また、治療ができるようになるまで器具に慣れる練習を重ねたり、
頑張ったらご褒美がもらえるというところなら子どもの歯医者嫌いも防げます。
私の勤務している医院では、
治療後はガチャガチャをして、その中身次第でおもちゃなどがもらえるようにしています。
はじめは歯医者を嫌がっていたお子さんでも、
段々と嫌がらずに治療をさせてくれるようになっている例もあります。
体感として、『子どもが歯医者を嫌いにならないように』と工夫している医院は増えているように感じますね。

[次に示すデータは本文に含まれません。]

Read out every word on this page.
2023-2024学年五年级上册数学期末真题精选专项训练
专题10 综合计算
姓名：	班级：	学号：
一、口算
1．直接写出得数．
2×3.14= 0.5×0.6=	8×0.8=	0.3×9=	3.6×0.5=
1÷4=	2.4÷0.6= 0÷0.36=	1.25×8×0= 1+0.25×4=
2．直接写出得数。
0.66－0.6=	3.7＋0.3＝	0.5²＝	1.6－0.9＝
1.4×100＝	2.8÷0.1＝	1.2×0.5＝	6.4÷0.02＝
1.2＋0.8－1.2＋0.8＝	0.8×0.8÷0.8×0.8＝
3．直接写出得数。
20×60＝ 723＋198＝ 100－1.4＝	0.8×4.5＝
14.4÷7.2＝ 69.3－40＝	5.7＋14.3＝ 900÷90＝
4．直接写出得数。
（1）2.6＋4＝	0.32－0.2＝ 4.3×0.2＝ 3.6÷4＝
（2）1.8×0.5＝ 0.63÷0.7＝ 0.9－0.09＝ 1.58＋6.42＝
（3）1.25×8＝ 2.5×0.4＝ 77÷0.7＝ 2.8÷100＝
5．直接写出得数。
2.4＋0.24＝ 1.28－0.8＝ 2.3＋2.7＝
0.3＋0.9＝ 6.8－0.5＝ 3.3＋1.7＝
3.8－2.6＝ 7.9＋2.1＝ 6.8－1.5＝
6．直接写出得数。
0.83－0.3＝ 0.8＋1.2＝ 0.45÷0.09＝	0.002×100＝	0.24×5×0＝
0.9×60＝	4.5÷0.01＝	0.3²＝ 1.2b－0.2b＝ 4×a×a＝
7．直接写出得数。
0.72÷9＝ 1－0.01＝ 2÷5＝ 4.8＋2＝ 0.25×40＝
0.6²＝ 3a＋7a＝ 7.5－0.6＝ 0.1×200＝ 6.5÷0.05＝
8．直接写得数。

『 子どものための特別な何か 』を用意している歯医者がベター!
学校検診があっても定期検診は継続!
小学校になると学校で歯科検診が始まります。
そしたらもう行かなくていいのかというと、そんなことはありません。
できれば歯医者に行くのはやめないようにしてください。
学校検診は全員が一定の検査を受けられるため、
大勢を対象にある程度同じ基準で問題を抽出できるメリットがあります。
半強制的に受けさせられるので、
『親が病院に連れて行ってくれない』
という問題がある生徒をすくいあげることもできます。
しかしその一方で、一度に大勢を診なくてはいけないため、見落としの可能性が上がります。
実際に私は小学生の頃に、
検診では問題なしだったにも関わらずその後歯が痛くなり、
進行したむし歯が発見されたことがありました。
そして、学校検診だとその場では治せません。
「治してきてくださいね」
って紙をもらって終わりです。
ならいっそはじめから歯医者に行って先にむし歯を治してもらえれば二度手間にならずに済みますし、
検診の時にクリーニングやフッ素塗布も一緒にしてもらえたりします。
その場で相談だってできます。
そして、歯医者に行く習慣が一度途絶えると、また復活させるのは難しいです。
親子で連続して定期検診の予約をとって来院される方も多いですね。
一気に済ませられて楽です。
定期検診は通い続けてね!
歯医者嫌いの私からひとこと
私は歯医者にトラウマがあるせいでかなり苦労をしました。
そして永久歯は生え変わってくれないので今後もそれは続いていくことでしょう。
むし歯は一度治したら終わりではありません。
そのあともずっとむし歯再発のリスクを抱えていくことになります。
親を責めるつもりはありません。
どうすればいいのか知らなかったのですから仕方がないです。
でも今この記事を読んでくださっている方は、
お子さんがそういう思いをする未来を避けられる可能性があります。
歯医者に慣れる練習からとなると、
回数がかかって面倒、大変だと思うかもしれません。
ですが歯は一生ものです。
乳歯は生えかわっても、
永久歯も、小さい頃にできた「歯医者嫌い」という気持ちも、生えかわることはありません。
お子さんが歯で苦労しない未来のために、今から種を撒いてみてください。